New polling indicates Democratic Sen. Al Franken of Minnesota has taken a drastic hit in approval among his constituents after two women accused him of sexual harassment.
On Nov. 22, a KSTP/SurveyUSA poll found that only 36 percent of Minnesota residents approved of Franken, marking a dramatic downturn in support for the senator. In November 2016, the same survey found that 53 percent of Minnesotans approved of Franken, KSTP reports.
On Nov. 16, radio broadcaster Leeann Tweeden alleged that Franken had groped and kissed her without consent during a USO Tour in December 2006. Tweeden said Franken had kissed her forcefully during a comedy skit. She also shared a photograph of Franken appearing to grope her breasts while she was sleeping.
"I couldn't believe it," Tweeden wrote in an editorial for KABC. "He groped me, without my consent, while I was asleep ... How dare anyone grab my breasts like this and think it's funny?"
Franken issued an apology to Tweeden and requested that he be investigated by the Senate Ethics Committee.
"The first thing I want to do is apologize: to Leeann, to everyone else who was part of that tour, to everyone who has worked for me, to everyone I represent, and to everyone who counts on me to be an ally and supporter and champion of women," Franken said, according to Politico.
On Nov. 20, Lindsay Menz alleged that Franken had groped her while they posed for a photograph at the Minnesota State Fair in 2010.
Menz told CNN that Franken "pulled me in really close, like awkward close, and as my husband took the picture, he put his hand full-fledged on my rear ... He totally grabbed my butt."
Franken responded to the allegation by stating, "I feel badly that Ms. Menz came away from our interaction feeling disrespected."

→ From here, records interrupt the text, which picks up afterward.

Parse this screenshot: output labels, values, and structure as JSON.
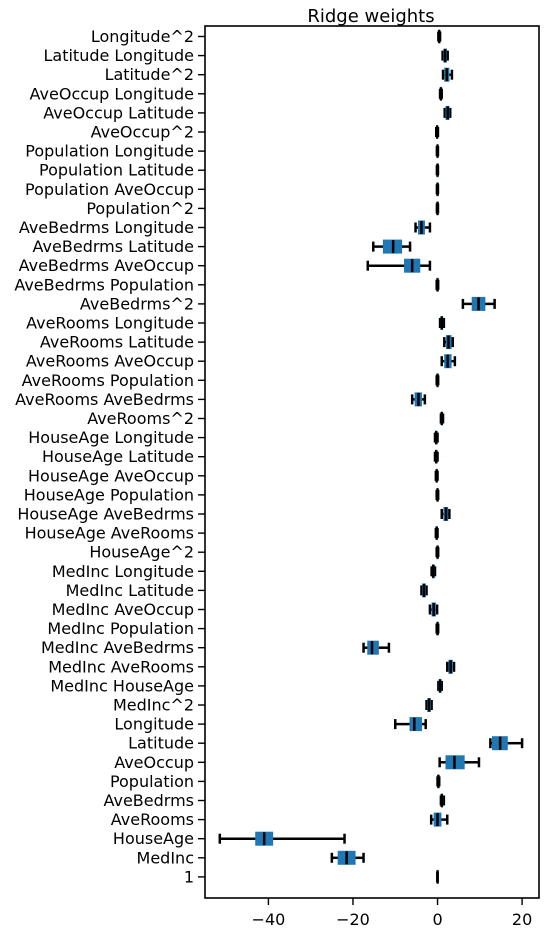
{
  "chart_data": {
    "type": "boxplot",
    "orientation": "horizontal",
    "title": "Ridge weights",
    "xlabel": "",
    "ylabel": "",
    "xlim": [
      -55,
      24
    ],
    "xticks": [
      -40,
      -20,
      0,
      20
    ],
    "grid": false,
    "box_color": "#1f77b4",
    "whisker_color": "#000000",
    "median_color": "#000000",
    "categories": [
      "Longitude^2",
      "Latitude Longitude",
      "Latitude^2",
      "AveOccup Longitude",
      "AveOccup Latitude",
      "AveOccup^2",
      "Population Longitude",
      "Population Latitude",
      "Population AveOccup",
      "Population^2",
      "AveBedrms Longitude",
      "AveBedrms Latitude",
      "AveBedrms AveOccup",
      "AveBedrms Population",
      "AveBedrms^2",
      "AveRooms Longitude",
      "AveRooms Latitude",
      "AveRooms AveOccup",
      "AveRooms Population",
      "AveRooms AveBedrms",
      "AveRooms^2",
      "HouseAge Longitude",
      "HouseAge Latitude",
      "HouseAge AveOccup",
      "HouseAge Population",
      "HouseAge AveBedrms",
      "HouseAge AveRooms",
      "HouseAge^2",
      "MedInc Longitude",
      "MedInc Latitude",
      "MedInc AveOccup",
      "MedInc Population",
      "MedInc AveBedrms",
      "MedInc AveRooms",
      "MedInc HouseAge",
      "MedInc^2",
      "Longitude",
      "Latitude",
      "AveOccup",
      "Population",
      "AveBedrms",
      "AveRooms",
      "HouseAge",
      "MedInc",
      "1"
    ],
    "boxes": [
      {
        "whislo": 0.2,
        "q1": 0.3,
        "med": 0.4,
        "q3": 0.5,
        "whishi": 0.6
      },
      {
        "whislo": 1.2,
        "q1": 1.5,
        "med": 1.8,
        "q3": 2.1,
        "whishi": 2.4
      },
      {
        "whislo": 1.3,
        "q1": 1.7,
        "med": 2.2,
        "q3": 2.7,
        "whishi": 3.4
      },
      {
        "whislo": 0.6,
        "q1": 0.7,
        "med": 0.8,
        "q3": 0.9,
        "whishi": 1.0
      },
      {
        "whislo": 1.7,
        "q1": 2.0,
        "med": 2.4,
        "q3": 2.7,
        "whishi": 3.0
      },
      {
        "whislo": -0.3,
        "q1": -0.2,
        "med": -0.1,
        "q3": 0.0,
        "whishi": 0.1
      },
      {
        "whislo": -0.15,
        "q1": -0.1,
        "med": 0.0,
        "q3": 0.05,
        "whishi": 0.1
      },
      {
        "whislo": -0.15,
        "q1": -0.1,
        "med": 0.0,
        "q3": 0.05,
        "whishi": 0.1
      },
      {
        "whislo": -0.15,
        "q1": -0.1,
        "med": 0.0,
        "q3": 0.05,
        "whishi": 0.1
      },
      {
        "whislo": -0.15,
        "q1": -0.1,
        "med": 0.0,
        "q3": 0.05,
        "whishi": 0.1
      },
      {
        "whislo": -5.2,
        "q1": -4.5,
        "med": -3.8,
        "q3": -3.1,
        "whishi": -1.8
      },
      {
        "whislo": -15.2,
        "q1": -12.8,
        "med": -10.5,
        "q3": -8.5,
        "whishi": -6.5
      },
      {
        "whislo": -16.5,
        "q1": -7.8,
        "med": -6.0,
        "q3": -4.2,
        "whishi": -1.8
      },
      {
        "whislo": -0.2,
        "q1": -0.1,
        "med": 0.0,
        "q3": 0.05,
        "whishi": 0.15
      },
      {
        "whislo": 6.0,
        "q1": 8.2,
        "med": 9.7,
        "q3": 11.2,
        "whishi": 13.5
      },
      {
        "whislo": 0.6,
        "q1": 0.8,
        "med": 1.0,
        "q3": 1.2,
        "whishi": 1.5
      },
      {
        "whislo": 1.6,
        "q1": 2.1,
        "med": 2.6,
        "q3": 3.2,
        "whishi": 3.6
      },
      {
        "whislo": 1.0,
        "q1": 1.7,
        "med": 2.4,
        "q3": 3.2,
        "whishi": 4.1
      },
      {
        "whislo": -0.2,
        "q1": -0.1,
        "med": 0.0,
        "q3": 0.05,
        "whishi": 0.15
      },
      {
        "whislo": -6.0,
        "q1": -5.3,
        "med": -4.5,
        "q3": -3.8,
        "whishi": -3.0
      },
      {
        "whislo": 0.8,
        "q1": 0.9,
        "med": 1.0,
        "q3": 1.1,
        "whishi": 1.3
      },
      {
        "whislo": -0.6,
        "q1": -0.45,
        "med": -0.3,
        "q3": -0.15,
        "whishi": 0.0
      },
      {
        "whislo": -0.6,
        "q1": -0.45,
        "med": -0.3,
        "q3": -0.15,
        "whishi": 0.0
      },
      {
        "whislo": -0.4,
        "q1": -0.3,
        "med": -0.2,
        "q3": -0.1,
        "whishi": 0.0
      },
      {
        "whislo": -0.2,
        "q1": -0.1,
        "med": 0.0,
        "q3": 0.05,
        "whishi": 0.15
      },
      {
        "whislo": 1.0,
        "q1": 1.5,
        "med": 2.0,
        "q3": 2.4,
        "whishi": 2.8
      },
      {
        "whislo": -0.4,
        "q1": -0.3,
        "med": -0.2,
        "q3": -0.1,
        "whishi": 0.0
      },
      {
        "whislo": -0.2,
        "q1": -0.1,
        "med": 0.0,
        "q3": 0.05,
        "whishi": 0.15
      },
      {
        "whislo": -1.4,
        "q1": -1.2,
        "med": -1.0,
        "q3": -0.8,
        "whishi": -0.6
      },
      {
        "whislo": -3.8,
        "q1": -3.5,
        "med": -3.2,
        "q3": -2.9,
        "whishi": -2.6
      },
      {
        "whislo": -1.8,
        "q1": -1.3,
        "med": -0.9,
        "q3": -0.5,
        "whishi": -0.1
      },
      {
        "whislo": -0.2,
        "q1": -0.1,
        "med": 0.0,
        "q3": 0.05,
        "whishi": 0.15
      },
      {
        "whislo": -17.5,
        "q1": -16.5,
        "med": -15.5,
        "q3": -14.0,
        "whishi": -11.5
      },
      {
        "whislo": 2.3,
        "q1": 2.7,
        "med": 3.1,
        "q3": 3.5,
        "whishi": 3.9
      },
      {
        "whislo": 0.2,
        "q1": 0.4,
        "med": 0.6,
        "q3": 0.8,
        "whishi": 1.0
      },
      {
        "whislo": -2.6,
        "q1": -2.3,
        "med": -2.0,
        "q3": -1.7,
        "whishi": -1.4
      },
      {
        "whislo": -10.0,
        "q1": -6.5,
        "med": -5.5,
        "q3": -3.8,
        "whishi": -2.8
      },
      {
        "whislo": 12.5,
        "q1": 13.0,
        "med": 14.8,
        "q3": 16.5,
        "whishi": 20.0
      },
      {
        "whislo": 0.5,
        "q1": 2.0,
        "med": 4.0,
        "q3": 6.3,
        "whishi": 9.8
      },
      {
        "whislo": 0.0,
        "q1": 0.1,
        "med": 0.2,
        "q3": 0.3,
        "whishi": 0.4
      },
      {
        "whislo": 0.8,
        "q1": 0.9,
        "med": 1.0,
        "q3": 1.2,
        "whishi": 1.5
      },
      {
        "whislo": -1.5,
        "q1": -0.8,
        "med": 0.0,
        "q3": 0.8,
        "whishi": 2.3
      },
      {
        "whislo": -51.5,
        "q1": -43.0,
        "med": -41.0,
        "q3": -39.0,
        "whishi": -22.0
      },
      {
        "whislo": -25.0,
        "q1": -23.5,
        "med": -21.5,
        "q3": -19.5,
        "whishi": -17.5
      },
      {
        "whislo": -0.05,
        "q1": -0.02,
        "med": 0.0,
        "q3": 0.02,
        "whishi": 0.05
      }
    ]
  }
}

The survey found that Minnesotans were split about Franken's future in the Senate. Of those polled, 22 percent wanted the Democrat to remain in office, 33 percent wanted him to resign immediately and 36 percent said he should wait for the results of his ethics investigation before making a decision.
The poll also found 32 percent of respondents thought Franken would remain an effective senator if he stayed in the chamber while 37 percent believed he would no longer be effective. Thirty-two percent were undecided.
On Nov. 20, the New York Post alleged Franken had groped media titan Arianna Huffington during a photo shoot in 2000. On Nov. 21, Huffington blasted the report on social media and asserted that the alleged groping was staged as political commentary, according to HuffPost.
"I think I'm a better judge of how I felt in that satirical photo shoot with Al Franken than the recollections of an anonymous bystander," Huffington tweeted.